EDIT: Btw, there is a webpage that's named whois.com to make domain lookups. There you can see the registration of the webpage and it's information, if there is few information in the query be suspect, but if there is a name of a person and contact number among other things, then there is a possibility that your webpage is not so bad, or not bad at all.

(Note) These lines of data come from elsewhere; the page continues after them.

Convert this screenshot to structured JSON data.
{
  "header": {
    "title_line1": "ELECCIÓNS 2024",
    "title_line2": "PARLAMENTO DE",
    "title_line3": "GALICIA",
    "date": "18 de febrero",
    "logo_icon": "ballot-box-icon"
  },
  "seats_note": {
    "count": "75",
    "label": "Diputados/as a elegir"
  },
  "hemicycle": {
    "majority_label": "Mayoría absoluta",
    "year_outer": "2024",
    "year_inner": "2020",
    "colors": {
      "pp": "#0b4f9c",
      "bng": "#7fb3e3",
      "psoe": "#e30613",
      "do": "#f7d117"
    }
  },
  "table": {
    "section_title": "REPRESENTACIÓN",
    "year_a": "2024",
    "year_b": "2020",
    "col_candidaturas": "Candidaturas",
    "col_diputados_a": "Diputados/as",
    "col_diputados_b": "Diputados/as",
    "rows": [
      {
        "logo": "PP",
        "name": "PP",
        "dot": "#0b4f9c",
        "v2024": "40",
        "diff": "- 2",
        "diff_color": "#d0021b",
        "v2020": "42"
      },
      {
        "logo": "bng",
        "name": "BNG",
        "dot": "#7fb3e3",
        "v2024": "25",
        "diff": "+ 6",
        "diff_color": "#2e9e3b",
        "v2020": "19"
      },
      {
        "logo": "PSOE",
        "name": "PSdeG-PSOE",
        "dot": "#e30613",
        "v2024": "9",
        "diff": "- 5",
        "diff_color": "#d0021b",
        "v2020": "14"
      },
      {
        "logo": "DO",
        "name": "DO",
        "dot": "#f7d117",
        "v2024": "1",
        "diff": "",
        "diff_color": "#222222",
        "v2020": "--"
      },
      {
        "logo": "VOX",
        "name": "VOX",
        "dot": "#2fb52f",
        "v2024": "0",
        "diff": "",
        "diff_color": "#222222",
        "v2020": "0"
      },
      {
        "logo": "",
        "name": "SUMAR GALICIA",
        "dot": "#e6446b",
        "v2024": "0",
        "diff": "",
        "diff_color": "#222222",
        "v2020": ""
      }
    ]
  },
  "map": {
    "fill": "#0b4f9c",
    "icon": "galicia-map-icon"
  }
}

Or just a very retarded hacker person XD. But it's additional information that you can have, and can help you to make your choices i guess.

Last edited by Succulent of your garden (2024-10-19 16:21:31)

Offline

#14 2024-10-19 16:17:41

cryptearth
Member
Registered: 2024-02-03
Posts: 1,216

Re: [SOLVED] Do browsers have full access to our file system?

ThoughtBubble wrote:

What could happen if I entered a bad URL in the address bar?

in the best case: nothin - because it's invalid
in the worst case: nothin - because every time you browse to any url you send a request to some remote endpoint and retrieve ("download") whatever that endpoint replies with - and hence it depends what you DO with whatever you get from the remote endpoint

if, for some reason, you use code that does have some capabilties to grant some garbage you got from some remote endpoint access to local files or even to execute binaries - well, then this is a mix of both: the "browser" you used and the facts that it a) implements such "features" and b) does allow it
which gets me back to what I already replied: unless you get some shady inflitrated modified version of some popular browser which does have such a backdoor which works in combination with special code comming from a specific endpoint - but the regular versions of chrome, firefox, safari - then you're pretty safe because thier devs know how to properly implement given standards, mostly HTML, CSS and JavaScript along a few other neat features like WebSockes - and these languages just don't have any function in them like "open local file X" or "execute binary Y"
does this make them safe? of course not - and when you search about how modern game consoles get hacked: it's often the browser which is the attack vector - because they have some kind of bug which the community not just knows about but also knows how to exploit it to break the system to allow running homebrew code

so - effectively - yes, when someone knows how to exploit a vulnerability in the browser you use and is able to trick you to browse to a malicious url - sure it could end up in a reverse shell with root privileges - but for your daily browsing that risk can be neglected

Offline

#15 2024-10-19 18:15:48

ThoughtBubble
Member
Registered: 2024-07-09
Posts: 50

Re: [SOLVED] Do browsers have full access to our file system?

cryptearth wrote:
ThoughtBubble wrote:

What could happen if I entered a bad URL in the address bar?

in the best case: nothin - because it's invalid
in the worst case: nothin - because every time you browse to any url you send a request to some remote endpoint and retrieve ("download") whatever that endpoint replies with - and hence it depends what you DO with whatever you get from the remote endpoint

This answers my question. Thank you.